Une BRC pour se positionner à la hausse sur le Nasdaq sans en acheter directement

mardi, 22.09.2020

Une légère décote de la convertible sur l’indice technologique a augmenté son potentiel de rendement tout en conservant une marge de protection importante par rapport à la barrière.

Levi-Sergio Mutemba

Comment se positionner à la hausse sur un indice Nasdaq qui vient de corriger de 15% environ depuis son plus haut du 2 septembre? Et ce sans acheter directement l’indice en question? C’est ce que permet de réaliser une des obligations convertibles à barrière (BRC) émises par Julius Bär au début du mois. Le certificat 8,5% p.a. BRC JB Autocallable Barrier Reverse Convertible on Nasdaq 100 Index (ISIN CH0565627533), qui arrive à échéance le 2 septembre 2021, s’adresse en effet aux investisseurs tablant sur une tendance légèrement haussière de l’indice technologique, ponctuée de pertes ne dépassant pas 50% par rapport à son niveau initial (12.299 points). 

Signe de l’effet amortisseur que produit une BRC par rapport à une détention directe du sous-jacent, celui-ci n’a en effet perdu que 1,25% environ depuis son émission le 2 septembre, soit dix fois moins que l’indice auquel il est associé. Le produit cotait 98,75% hier durant l’après-midi à la SIX Structured Products. Le marché secondaire présente une opportunité, dans la mesure où la distance par rapport à la barrière désactivante a été réduite à un peu plus de 42%. Face à cette décote, le rendement maximal de la BRC passe ainsi de 8,5% (annualisé) lors de son émission à un rendement potentiel de désormais 10,14%, d’après les données SIX. 

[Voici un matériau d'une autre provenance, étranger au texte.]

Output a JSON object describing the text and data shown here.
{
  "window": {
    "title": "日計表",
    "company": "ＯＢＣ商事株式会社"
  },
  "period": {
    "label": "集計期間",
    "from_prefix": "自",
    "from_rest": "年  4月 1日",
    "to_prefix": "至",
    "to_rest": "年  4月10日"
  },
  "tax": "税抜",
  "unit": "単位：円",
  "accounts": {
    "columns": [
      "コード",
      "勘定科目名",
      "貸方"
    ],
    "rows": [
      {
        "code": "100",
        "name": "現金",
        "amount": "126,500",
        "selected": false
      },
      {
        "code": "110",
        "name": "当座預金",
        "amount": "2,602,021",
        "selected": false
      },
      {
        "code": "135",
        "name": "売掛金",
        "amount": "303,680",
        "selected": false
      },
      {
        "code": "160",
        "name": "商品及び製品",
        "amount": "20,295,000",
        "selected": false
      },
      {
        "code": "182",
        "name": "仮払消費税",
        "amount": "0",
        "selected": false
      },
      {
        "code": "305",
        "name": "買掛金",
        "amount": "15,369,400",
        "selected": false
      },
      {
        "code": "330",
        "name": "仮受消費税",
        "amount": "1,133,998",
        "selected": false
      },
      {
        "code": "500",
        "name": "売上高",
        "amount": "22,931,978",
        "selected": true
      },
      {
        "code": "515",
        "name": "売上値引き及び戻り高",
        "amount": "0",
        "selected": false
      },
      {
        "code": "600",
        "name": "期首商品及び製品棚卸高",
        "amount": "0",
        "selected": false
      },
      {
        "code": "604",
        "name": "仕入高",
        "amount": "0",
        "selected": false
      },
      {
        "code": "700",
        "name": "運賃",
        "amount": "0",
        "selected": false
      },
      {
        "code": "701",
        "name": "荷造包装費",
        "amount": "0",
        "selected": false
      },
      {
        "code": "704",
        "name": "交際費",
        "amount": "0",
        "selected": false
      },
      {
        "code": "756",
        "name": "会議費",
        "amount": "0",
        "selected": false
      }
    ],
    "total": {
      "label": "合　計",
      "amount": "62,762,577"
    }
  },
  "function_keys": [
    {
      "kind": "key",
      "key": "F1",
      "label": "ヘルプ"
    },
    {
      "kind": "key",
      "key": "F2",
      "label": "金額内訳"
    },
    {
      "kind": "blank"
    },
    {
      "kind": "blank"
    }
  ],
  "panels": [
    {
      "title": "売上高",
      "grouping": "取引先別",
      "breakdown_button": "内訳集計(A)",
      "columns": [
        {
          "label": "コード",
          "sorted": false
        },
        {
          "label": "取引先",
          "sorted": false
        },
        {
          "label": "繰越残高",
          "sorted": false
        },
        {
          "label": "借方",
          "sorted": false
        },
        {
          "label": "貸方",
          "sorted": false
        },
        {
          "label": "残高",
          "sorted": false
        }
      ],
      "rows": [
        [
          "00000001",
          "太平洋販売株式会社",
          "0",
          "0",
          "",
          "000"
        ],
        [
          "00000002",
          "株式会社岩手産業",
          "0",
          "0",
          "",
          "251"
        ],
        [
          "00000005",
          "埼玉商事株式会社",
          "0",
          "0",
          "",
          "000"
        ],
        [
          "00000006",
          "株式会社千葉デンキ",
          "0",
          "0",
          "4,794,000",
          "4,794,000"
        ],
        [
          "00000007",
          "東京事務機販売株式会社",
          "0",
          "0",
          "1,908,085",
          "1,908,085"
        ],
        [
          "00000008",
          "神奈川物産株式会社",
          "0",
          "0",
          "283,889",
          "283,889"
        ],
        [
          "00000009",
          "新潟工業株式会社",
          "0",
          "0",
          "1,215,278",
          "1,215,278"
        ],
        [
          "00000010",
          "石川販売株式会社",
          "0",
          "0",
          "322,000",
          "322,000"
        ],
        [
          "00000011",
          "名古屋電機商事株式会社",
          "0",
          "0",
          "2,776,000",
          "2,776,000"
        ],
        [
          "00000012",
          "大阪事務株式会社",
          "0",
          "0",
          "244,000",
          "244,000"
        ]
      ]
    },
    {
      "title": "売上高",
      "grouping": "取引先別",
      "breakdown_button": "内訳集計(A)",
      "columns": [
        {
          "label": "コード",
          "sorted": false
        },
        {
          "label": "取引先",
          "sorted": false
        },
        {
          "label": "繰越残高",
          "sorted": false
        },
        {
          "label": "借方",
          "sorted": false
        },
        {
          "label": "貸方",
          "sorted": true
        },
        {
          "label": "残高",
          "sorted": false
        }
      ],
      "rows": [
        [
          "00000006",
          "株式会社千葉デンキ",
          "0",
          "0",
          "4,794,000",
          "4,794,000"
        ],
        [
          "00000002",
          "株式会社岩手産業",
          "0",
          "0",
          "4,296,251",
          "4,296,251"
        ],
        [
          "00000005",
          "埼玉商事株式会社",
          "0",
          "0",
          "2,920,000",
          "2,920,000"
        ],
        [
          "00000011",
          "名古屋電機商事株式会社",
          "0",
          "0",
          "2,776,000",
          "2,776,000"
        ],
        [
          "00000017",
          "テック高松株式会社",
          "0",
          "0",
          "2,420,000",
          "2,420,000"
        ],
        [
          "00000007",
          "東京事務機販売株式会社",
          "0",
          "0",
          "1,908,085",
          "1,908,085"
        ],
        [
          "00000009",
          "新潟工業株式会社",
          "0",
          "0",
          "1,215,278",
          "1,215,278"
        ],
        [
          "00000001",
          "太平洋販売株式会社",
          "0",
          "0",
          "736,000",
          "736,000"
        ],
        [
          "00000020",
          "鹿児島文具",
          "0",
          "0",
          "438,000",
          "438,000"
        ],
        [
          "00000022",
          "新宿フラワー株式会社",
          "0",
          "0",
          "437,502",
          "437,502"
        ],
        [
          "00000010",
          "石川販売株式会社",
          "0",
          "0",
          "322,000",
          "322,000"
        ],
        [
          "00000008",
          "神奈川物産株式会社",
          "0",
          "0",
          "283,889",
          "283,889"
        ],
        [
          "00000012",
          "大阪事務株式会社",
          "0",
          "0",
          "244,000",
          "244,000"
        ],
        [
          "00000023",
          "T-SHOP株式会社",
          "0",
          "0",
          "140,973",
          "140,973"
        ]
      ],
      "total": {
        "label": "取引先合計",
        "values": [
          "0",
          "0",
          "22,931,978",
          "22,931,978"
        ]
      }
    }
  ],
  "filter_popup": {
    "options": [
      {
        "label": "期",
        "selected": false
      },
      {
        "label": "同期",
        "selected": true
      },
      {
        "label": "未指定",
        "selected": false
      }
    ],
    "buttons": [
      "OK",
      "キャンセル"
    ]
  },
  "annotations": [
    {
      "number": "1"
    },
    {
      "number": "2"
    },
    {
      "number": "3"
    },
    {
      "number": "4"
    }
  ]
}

Jusque vers la fin des années 90-début 2000, les investisseurs souhaitant se positionner à la hausse sur un titre recouraient souvent à la vente d’option put sur celui-ci. Si acheter une option confère un droit d’acheter (call) ou vendre (put) un sous-jacent à un prix donné (strike), vendre une option en revanche revient à s’engager à vendre (call) ou acheter (put) le sous-jacent. Dans le cas d’une vente de put, l’investisseur parie sur une hausse du prix de l’actif sous-jacent, tandis que l’acheteur du put, cherchant à se protéger contre une baisse du marché, parie sur une baisse de celui-ci et voudrait ainsi bloquer un prix de vente supérieur au prix du marché attendu. L’intérêt d’une telle stratégie réside dans la prime que le vendeur de l’option encaisse à la conclusion du contrat, espérant que l’acheteur n’aura jamais intérêt à exercer son droit. 

L’inconvénient de cette approche, surtout pour les investisseurs privés, réside dans le manque de protection en cas d’évolution défavorable des cours. Il suffit en effet que le cours du sous-jacent tombe en-dessous du prix d’exercice pour que le détenteur de l’option put décide d’exercer son droit. On comprend également, à l’instar de ce qui s’observe avec les contrats à terme, qu’il existe un risque de contrepartie. C’est-à-dire un risque que le vendeur de l’option ne soit pas en mesure d’honorer son engagement, à moins que la vente soit dite «couverte», auquel cas l’investisseur détient physiquement le titre en portefeuille. 

Une BRC reflète les mêmes vues légèrement haussières que celles sous-tendant une vente d’option put. Cet instrument a été créé pour offrir une plus grande protection au vendeur d’option, en introduisant une barrière dite knock-in ou déclenchante. C’est-à-dire un seuil fixé au-dessous du cours du sous-jacent (au moment de l’émission) et seulement à partir duquel l’acheteur du put commence à pouvoir exercer son droit. Ce n’est qu’à partir du moment où le cours du sous-jacent touche cette barrière à la baisse que la BRC est knocké et commence à se comporter comme l’action sous-jacente. D’où son appellation «obligation convertible à barrière», le produit consistant en une dette de court terme assortie d’une option à barrière de type down-and-in (option que l’investisseur vend à l’émetteur mais sous forme précisément structurée...) 

De fait, la vente de l’option associée au produit constitue la source du rendement d’une BRC à travers ses coupons. On comprend intuitivement que plus le sous-jacent est volatil, plus l’option a de la valeur et, par conséquent, plus le coupon est élevé. De même, plus la distance qui sépare le cours du sous-jacent de la barrière knock-in est grande, plus faibles sont les chances de l’option de pouvoir être exercée, plus faible sera le coupon.